1.3 Flashcards
When does market failure occur?
When the free market fails to allocate resources to the best interests of society. (inefficient allocation of scarce resources)
Economic and social welfare is not maximised.
What are the 3 types of market failure?
-Externalities
- under- provision of public goods
- information gaps
What is an externality?
The cost or benefit a third party receives from an economic transaction outside of the market mechanism.
Can be positive (external benefits)
or negative (external costs)
Why is it hard to determine the extent to which the market fails with externalities?
- hard to determine what the monetary value of the externality is.
- for example, hard to decide what the cost of pollution to society is.
What is a private cost?
costs to the economic agents involved directly in an economic transaction.
For example, the rent, cost of machinery and labour, paying for raw materials.
What is a social cost?
private cost plus external cost
Cost to society as a whole
What is a private benefit?
- consumers are concerned with the private benefit derived from consuming a good.

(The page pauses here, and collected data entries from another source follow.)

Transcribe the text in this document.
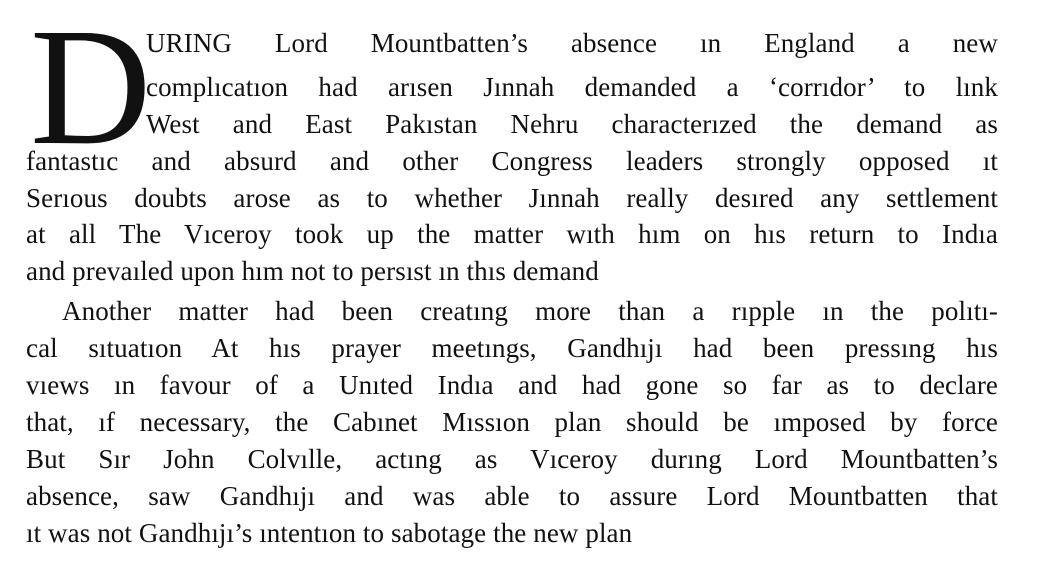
D
URING Lord Mountbatten’s absence ın England a new
complıcatıon had arısen Jınnah demanded a ‘corrıdor’ to lınk
West and East Pakıstan Nehru characterızed the demand as
fantastıc and absurd and other Congress leaders strongly opposed ıt
Serıous doubts arose as to whether Jınnah really desıred any settlement
at all The Vıceroy took up the matter wıth hım on hıs return to Indıa
and prevaıled upon hım not to persıst ın thıs demand
Another matter had been creatıng more than a rıpple ın the polıtı-
cal sıtuatıon At hıs prayer meetıngs, Gandhıjı had been pressıng hıs
vıews ın favour of a Unıted Indıa and had gone so far as to declare
that, ıf necessary, the Cabınet Mıssıon plan should be ımposed by force
But Sır John Colvılle, actıng as Vıceroy durıng Lord Mountbatten’s
absence, saw Gandhıjı and was able to assure Lord Mountbatten that
ıt was not Gandhıjı’s ıntentıon to sabotage the new plan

The price the consumer is prepared to pay determines this.
- could also be a firms revenue from selling a good.
What is a social benefit?
private benefits plus external benefits.
What is the social optimum position?
MSC=MSB
Point of maximium welfare
Draw external costs of production diagram:
- The market equilibrium where supply = demand ignored these negative externalities and leads to over- provision and under-pricing.
- External costs shown by distance between MSC and MPC.
What is the area of deadweight welfare loss?
social costs> private benefits (triangle)
Draw external benefits of consumption diagram:
Example: decline of diseases due to vaccination programmes.
- Since consumers do not account for them, they are under consumed in the free market MSB>MPB. This leads to market failure.
What is the area of welfare gain?
social benefits> private costs
How can the government help negative externalities?
Indirect taxes
subsidies- encourage consumption of merit goods.
regulation
provide good directly
provide information
carbon allowances
How do indirect taxes help externalities?
- reduce the quantity of demerit goods consumed.
- increases the price of the good.
- if the tax is equal to the external cost of each unit, then supply becomes MSC rather than MPC.
- free market equilibrium becomes the socially optimum equilibrium.